Sealy was originally lukewarm to the arrival of the University of the West Indies (UWI) and bauxite mining. His position on UWI before the ’70s could best be seen in his editorial ‘Cave Mona’ which was published in the immediate wake of the Walter Rodney uprisings on the campus. This antipathy was to change.
His opposition to the bauxite industry, though, was based on his view that its very attractive salaries would end up having a negative impact on national growth largely by inducing so many farmers out of farming.
He presided over The Gleaner’s move from Harbour Street to North Street in 1969 but somehow, despite now having a private office as well as a desk at the top of the general editorial room, he never seemed quite as comfortable there as at the old place. It could be that he saw the shadows of his departure creeping up.
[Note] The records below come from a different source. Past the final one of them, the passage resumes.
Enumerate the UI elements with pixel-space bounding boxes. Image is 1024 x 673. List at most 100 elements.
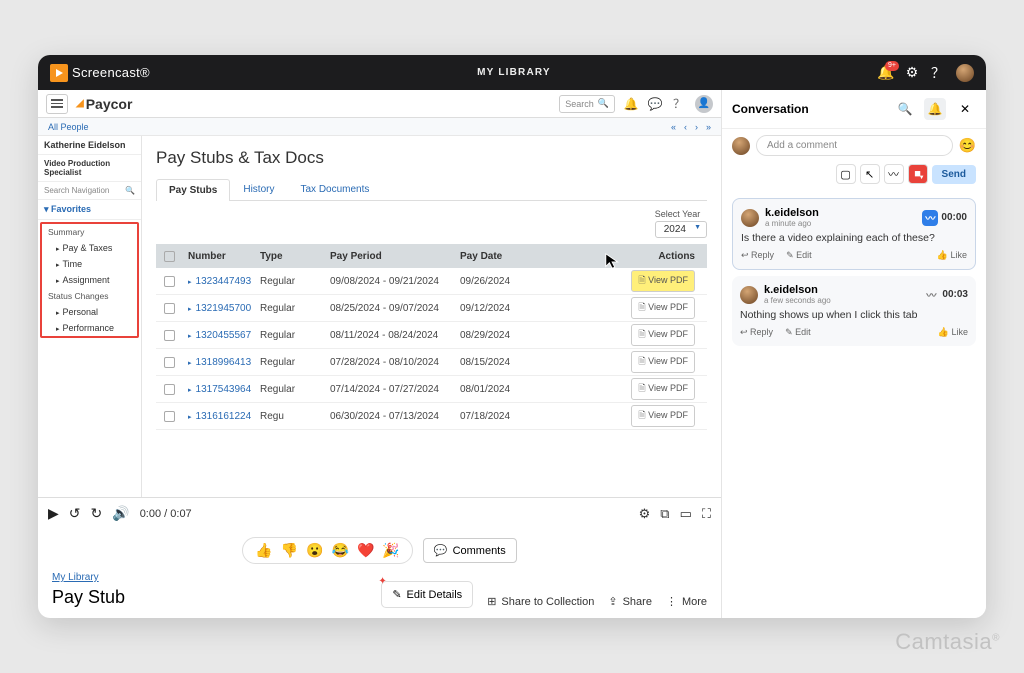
laugh-icon[interactable]: 😂 [332, 542, 349, 559]
view-pdf-button[interactable]: 🗎 View PDF [631, 378, 695, 400]
add-comment-input[interactable]: Add a comment [756, 135, 953, 156]
person-name: Katherine Eidelson [44, 140, 135, 150]
tab-tax-documents[interactable]: Tax Documents [287, 178, 382, 200]
table-row: ▸1320455567 Regular 08/11/2024 - 08/24/2… [156, 322, 707, 349]
like-button[interactable]: 👍 Like [937, 250, 967, 261]
row-number[interactable]: ▸1320455567 [182, 330, 254, 341]
hamburger-menu[interactable] [46, 94, 68, 114]
breadcrumb-text[interactable]: All People [48, 122, 89, 132]
help-circle-icon[interactable]: ？ [671, 96, 687, 112]
paystub-table: Number Type Pay Period Pay Date Actions … [156, 244, 707, 430]
tool-rectangle-icon[interactable]: ▢ [836, 164, 856, 184]
view-pdf-button[interactable]: 🗎 View PDF [631, 270, 695, 292]
theater-icon[interactable]: ▭ [680, 506, 692, 522]
row-date: 08/29/2024 [454, 330, 534, 341]
tab-pay-stubs[interactable]: Pay Stubs [156, 179, 230, 201]
wow-icon[interactable]: 😮 [306, 542, 323, 559]
favorites-section[interactable]: ▾ Favorites [38, 200, 141, 220]
heart-icon[interactable]: ❤️ [357, 542, 374, 559]
row-checkbox[interactable] [164, 384, 175, 395]
sidebar-item-pay-taxes[interactable]: ▸Pay & Taxes [42, 240, 137, 256]
nav-first-icon[interactable]: « [671, 122, 676, 132]
nav-next-icon[interactable]: › [695, 122, 698, 132]
view-pdf-button[interactable]: 🗎 View PDF [631, 351, 695, 373]
row-number[interactable]: ▸1316161224 [182, 411, 254, 422]
notifications-icon[interactable]: 🔔9+ [878, 65, 894, 81]
comment-timestamp[interactable]: 00:00 [941, 212, 967, 223]
share-button[interactable]: ⇪ Share [608, 595, 652, 608]
conv-close-icon[interactable]: ✕ [954, 98, 976, 120]
settings-icon[interactable]: ⚙ [904, 65, 920, 81]
chat-icon[interactable]: 💬 [647, 96, 663, 112]
year-select[interactable]: 2024 [655, 221, 707, 238]
profile-avatar[interactable]: 👤 [695, 95, 713, 113]
row-period: 08/25/2024 - 09/07/2024 [324, 303, 454, 314]
tool-color-picker[interactable]: ■ [908, 164, 928, 184]
comment-timestamp[interactable]: 00:03 [942, 289, 968, 300]
thumbs-up-icon[interactable]: 👍 [255, 542, 272, 559]
sidebar-item-performance[interactable]: ▸Performance [42, 320, 137, 336]
thumbs-down-icon[interactable]: 👎 [281, 542, 298, 559]
tool-arrow-icon[interactable]: ↖ [860, 164, 880, 184]
rewind-button[interactable]: ↺ [69, 505, 81, 522]
conv-bell-icon[interactable]: 🔔 [924, 98, 946, 120]
nav-prev-icon[interactable]: ‹ [684, 122, 687, 132]
row-checkbox[interactable] [164, 357, 175, 368]
row-number[interactable]: ▸1323447493 [182, 276, 254, 287]
tab-history[interactable]: History [230, 178, 287, 200]
emoji-reactions[interactable]: 👍 👎 😮 😂 ❤️ 🎉 [242, 537, 413, 564]
conv-search-icon[interactable]: 🔍 [894, 98, 916, 120]
row-number[interactable]: ▸1317543964 [182, 384, 254, 395]
play-button[interactable]: ▶ [48, 505, 59, 522]
volume-icon[interactable]: 🔊 [112, 505, 129, 522]
highlighted-nav-group: Summary ▸Pay & Taxes ▸Time ▸Assignment S… [40, 222, 139, 338]
settings-gear-icon[interactable]: ⚙ [639, 506, 651, 522]
row-checkbox[interactable] [164, 330, 175, 341]
search-placeholder: Search [565, 99, 594, 109]
fullscreen-icon[interactable]: ⛶ [702, 506, 711, 522]
view-pdf-button[interactable]: 🗎 View PDF [631, 405, 695, 427]
pip-icon[interactable]: ⧉ [660, 506, 669, 522]
reply-button[interactable]: ↩ Reply [741, 250, 774, 261]
view-pdf-button[interactable]: 🗎 View PDF [631, 324, 695, 346]
row-period: 08/11/2024 - 08/24/2024 [324, 330, 454, 341]
edit-details-button[interactable]: ✎ Edit Details [381, 581, 473, 608]
emoji-picker-icon[interactable]: 😊 [959, 137, 976, 154]
sidebar-item-assignment[interactable]: ▸Assignment [42, 272, 137, 288]
party-icon[interactable]: 🎉 [382, 542, 399, 559]
comment-time: a minute ago [765, 219, 819, 228]
row-checkbox[interactable] [164, 411, 175, 422]
global-search-input[interactable]: Search 🔍 [559, 95, 615, 113]
select-all-checkbox[interactable] [164, 251, 175, 262]
nav-last-icon[interactable]: » [706, 122, 711, 132]
row-date: 08/01/2024 [454, 384, 534, 395]
timestamp-marker-icon[interactable]: 〰 [923, 287, 939, 303]
comments-button[interactable]: 💬 Comments [423, 538, 517, 563]
timestamp-marker-icon[interactable]: 〰 [922, 210, 938, 226]
user-avatar[interactable] [956, 64, 974, 82]
edit-button[interactable]: ✎ Edit [786, 250, 812, 261]
sidebar-item-time[interactable]: ▸Time [42, 256, 137, 272]
more-button[interactable]: ⋮ More [666, 595, 707, 608]
table-header: Number Type Pay Period Pay Date Actions [156, 244, 707, 268]
footer-breadcrumb[interactable]: My Library [52, 572, 125, 583]
like-button[interactable]: 👍 Like [938, 327, 968, 338]
tool-squiggle-icon[interactable]: 〰 [884, 164, 904, 184]
forward-button[interactable]: ↻ [91, 505, 103, 522]
view-pdf-button[interactable]: 🗎 View PDF [631, 297, 695, 319]
row-number[interactable]: ▸1321945700 [182, 303, 254, 314]
bell-icon[interactable]: 🔔 [623, 96, 639, 112]
row-number[interactable]: ▸1318996413 [182, 357, 254, 368]
share-to-collection-button[interactable]: ⊞ Share to Collection [487, 595, 594, 608]
conversation-title: Conversation [732, 102, 886, 116]
row-checkbox[interactable] [164, 276, 175, 287]
row-date: 08/15/2024 [454, 357, 534, 368]
edit-button[interactable]: ✎ Edit [785, 327, 811, 338]
send-button[interactable]: Send [932, 165, 976, 184]
table-row: ▸1317543964 Regular 07/14/2024 - 07/27/2… [156, 376, 707, 403]
reply-button[interactable]: ↩ Reply [740, 327, 773, 338]
sidebar-item-personal[interactable]: ▸Personal [42, 304, 137, 320]
search-navigation-input[interactable]: Search Navigation🔍 [38, 182, 141, 200]
row-checkbox[interactable] [164, 303, 175, 314]
help-icon[interactable]: ？ [930, 65, 946, 81]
Theodore Sealy always looked ahead. He knew the disposition of his company’s owners was to be supportive of the JLP but he himself looked at the emerging nation and steered clear of partisanship.
On the day of Norman Manley’s funeral at National Heroes Park, he was in the office. Unusual, for it was a Sunday, and he never came in on Sundays. The reporters covering the funeral were at various places – at the church, along the funeral route and at the graveside in the park. I was not one of them. I was in the office.
Sealy came and entered his office, just two blocks south of the burial site. He sat there with his thoughts for a long while. He knew that contrary to his own feelings, his principals at the powerful century-old Gleaner had long opposed self-government and many of the things Norman Manley stood for.
But now as he contemplated the future without Norman Manley, those thoughts receded. Jamaica’s new day which had taken one unexpected turn with the 1962 elections had now taken another and there was no playbook, no coach, no guiding hand.
Then, as the afternoon sun dipped almost reluctantly towards the Sligoville hills, throwing sad lengthening purple shadows over National Heroes Park, Sealy gathered himself, rose from his thoughts, left his office and entered the general editorial office. Once there, he did something entirely without precedent or repetition.
Instructing the assembled editorial staff to stand, he told us simply that a great man was being buried today.
With that, he presided over a minute’s silence in honour of the former premier. And then he turned away and walked back into his office, the tears finally starting down his face.
n A former Gleaner staffer, Ewart Walters is a prize-winning journalist and author. The last four paragraphs of this article are reproduced from his latest book, ‘We Come From Jamaica – The National Movement 1937-1962’ which was the subject of the symposium ‘1938 and Beyond’ at SALISES, UWI, Mona, on Wednesday, October 15.